El hombre dividió la barra de pan y Descalzo le recorrió el filo sobre las venas de la muñeca, abriéndole el paso a la sangre, que fue arrastrándose hasta la palma de la mano y enchumbando la masa de pan.
—Oiga, ¿por qué usté me hace esto? —preguntó el hombre.
Descalzo dio un golpe preciso y el machete se encajó en la culata del Garand que el hombre sostenía sobre los muslos. La mano cayó sobre la tierra, sujetando el pedazo de pan. El hombre quiso recoger su mano, pero un nuevo machetazo, esta vez en la nuca, hizo que el grito del hombre se ahogara en borbotones de sangre que se coagularon en la boca.
Descalzo recogió el Garand y la Luguer, llegó a su casa, entrando por la puerta de la cocina, regañando a los hijos que correteaban por la casa, dejando las armas sobre su cama y saliendo al portal en el momento en que la caravana se detenía frente a sus ojos.
Del primer jeep se apeó Bunder Pacheco. Los soldados esperaron sentados en sus vehículos.
—¿Cómo anda ese Capitán Descalzo? —saludó Bunder Pacheco.
—Ahí me ve, comandante. —Descalzo se consiguió dos taburetes y los trajo hasta el portal. Se sentaron.
—¿Qué cosas tiene que contarme, Capitán?
—Ando muy mal en estos días, muy triste —respondió—. La mujer se fue y me dejó con esta docena de muchachos.
—Eso me dijeron, Capitán.
—Yo le pedí a la muerte que no lo hiciera, pero ya usted sabe lo terca que es ella.

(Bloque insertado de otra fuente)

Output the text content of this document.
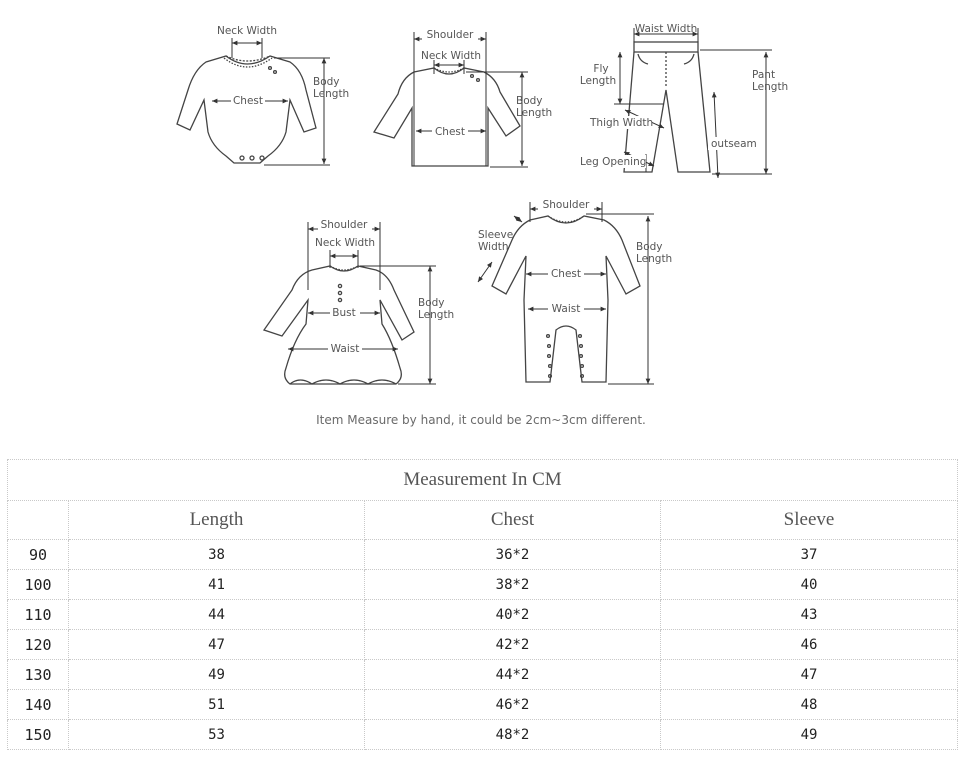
Neck Width
Chest
Body
Length
Shoulder
Neck Width
Chest
Body
Length
Waist Width
Fly
Length	Pant
Length
Thigh Width
outseam
Leg Opening
Shoulder
Neck Width
Bust
Waist
Body
Length
Shoulder
Sleeve
Width
Chest
Waist
Body
Length
Item Measure by hand, it could be 2cm~3cm different.
Measurement In CM			
	Length	Chest	Sleeve
90	38	36*2	37
100	41	38*2	40
110	44	40*2	43
120	47	42*2	46
130	49	44*2	47
140	51	46*2	48
150	53	48*2	49
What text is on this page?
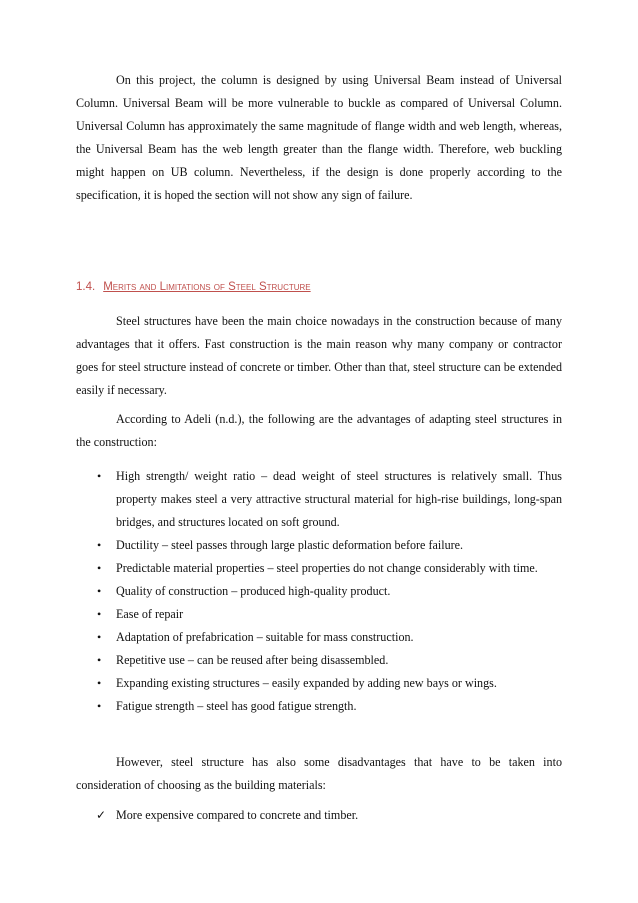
On this project, the column is designed by using Universal Beam instead of Universal Column. Universal Beam will be more vulnerable to buckle as compared of Universal Column. Universal Column has approximately the same magnitude of flange width and web length, whereas, the Universal Beam has the web length greater than the flange width. Therefore, web buckling might happen on UB column. Nevertheless, if the design is done properly according to the specification, it is hoped the section will not show any sign of failure.

1.4. Merits and Limitations of Steel Structure

Steel structures have been the main choice nowadays in the construction because of many advantages that it offers. Fast construction is the main reason why many company or contractor goes for steel structure instead of concrete or timber. Other than that, steel structure can be extended easily if necessary.

According to Adeli (n.d.), the following are the advantages of adapting steel structures in the construction:

• High strength/ weight ratio – dead weight of steel structures is relatively small. Thus property makes steel a very attractive structural material for high-rise buildings, long-span bridges, and structures located on soft ground.
• Ductility – steel passes through large plastic deformation before failure.
• Predictable material properties – steel properties do not change considerably with time.
• Quality of construction – produced high-quality product.
• Ease of repair
• Adaptation of prefabrication – suitable for mass construction.
• Repetitive use – can be reused after being disassembled.
• Expanding existing structures – easily expanded by adding new bays or wings.
• Fatigue strength – steel has good fatigue strength.

However, steel structure has also some disadvantages that have to be taken into consideration of choosing as the building materials:

✓ More expensive compared to concrete and timber.
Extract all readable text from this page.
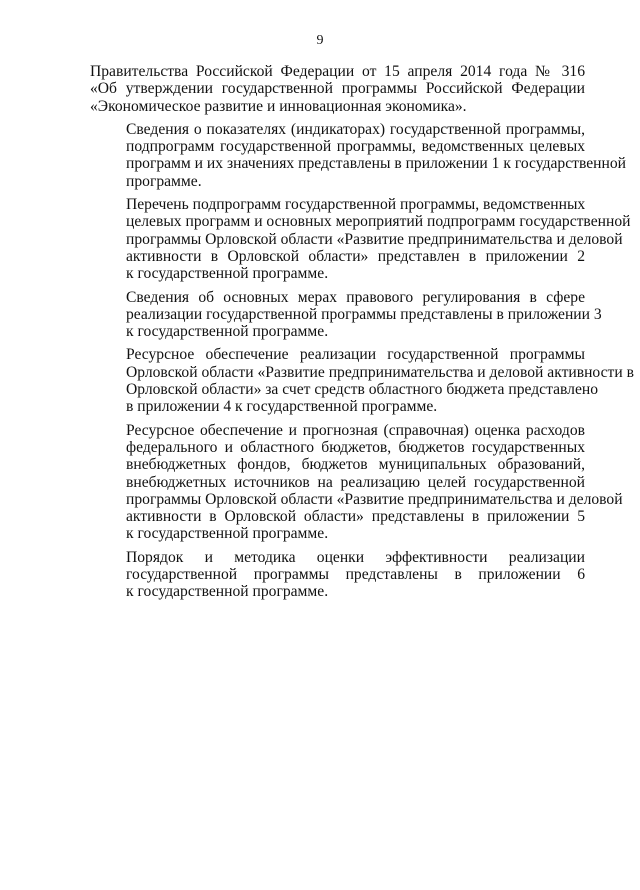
9
Правительства Российской Федерации от 15 апреля 2014 года № 316
«Об утверждении государственной программы Российской Федерации
«Экономическое развитие и инновационная экономика».
Сведения о показателях (индикаторах) государственной программы,
подпрограмм государственной программы, ведомственных целевых
программ и их значениях представлены в приложении 1 к государственной
программе.
Перечень подпрограмм государственной программы, ведомственных
целевых программ и основных мероприятий подпрограмм государственной
программы Орловской области «Развитие предпринимательства и деловой
активности в Орловской области» представлен в приложении 2
к государственной программе.
Сведения об основных мерах правового регулирования в сфере
реализации государственной программы представлены в приложении 3
к государственной программе.
Ресурсное обеспечение реализации государственной программы
Орловской области «Развитие предпринимательства и деловой активности в
Орловской области» за счет средств областного бюджета представлено
в приложении 4 к государственной программе.
Ресурсное обеспечение и прогнозная (справочная) оценка расходов
федерального и областного бюджетов, бюджетов государственных
внебюджетных фондов, бюджетов муниципальных образований,
внебюджетных источников на реализацию целей государственной
программы Орловской области «Развитие предпринимательства и деловой
активности в Орловской области» представлены в приложении 5
к государственной программе.
Порядок и методика оценки эффективности реализации
государственной программы представлены в приложении 6
к государственной программе.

—No me gusta verlo así, Capitán.
—Se la llevó de todas maneras.
—Ahora yo también me pongo triste, Capitán.
—No se preocupe por mí, comandante. ¿Quiere una taza de café?
—Si me la brindara...
Descalzo llamó a uno de los muchachos y le dijo que hiciera calé.
—¿Y cómo anda en el trabajo?
—No se anda muy bien, ¿sabe? El maíz ha venido malo con esta seca y el café tiene el precio muy bajo. No, no ando muy bien. Además, ya estoy viejo y los surcos no me salen rectos.
—Oiga, Capitán, ¿por qué no se va para la Baña? Usted sabe que allá tiene casa, automóvil y sueldo.
—No puedo, comandante, no puedo. Ya usted sabe como son las cosas. El reglamento dice que el uso de las botas es obligatorio. Y así yo no puedo estar en ningún lado. Espéreme un momento para que vea —y se levantó del taburete, entró en la casa, y al rato regresó con un par de botas en la mano.
—¿No las ve? Están nuevas de paquete, iguales que cuando me las dieron hace seis años. Pero por mucho que intento, no puedo andar con zapatos. No sé, me sucede algo así como si me faltara la respiración.
Bunder Pacheco sonrió.
—No se ría, no se ría. Yo le aseguro a usted que estos son los mejores zapatos que existen —y mostró sus enormes pies—. El día que se me rompan éstos, ya no voy a necesitar más.
El muchacho trajo un café recalentado; después de apurarlo, Bunder Pacheco se levantó y fue a despedirse.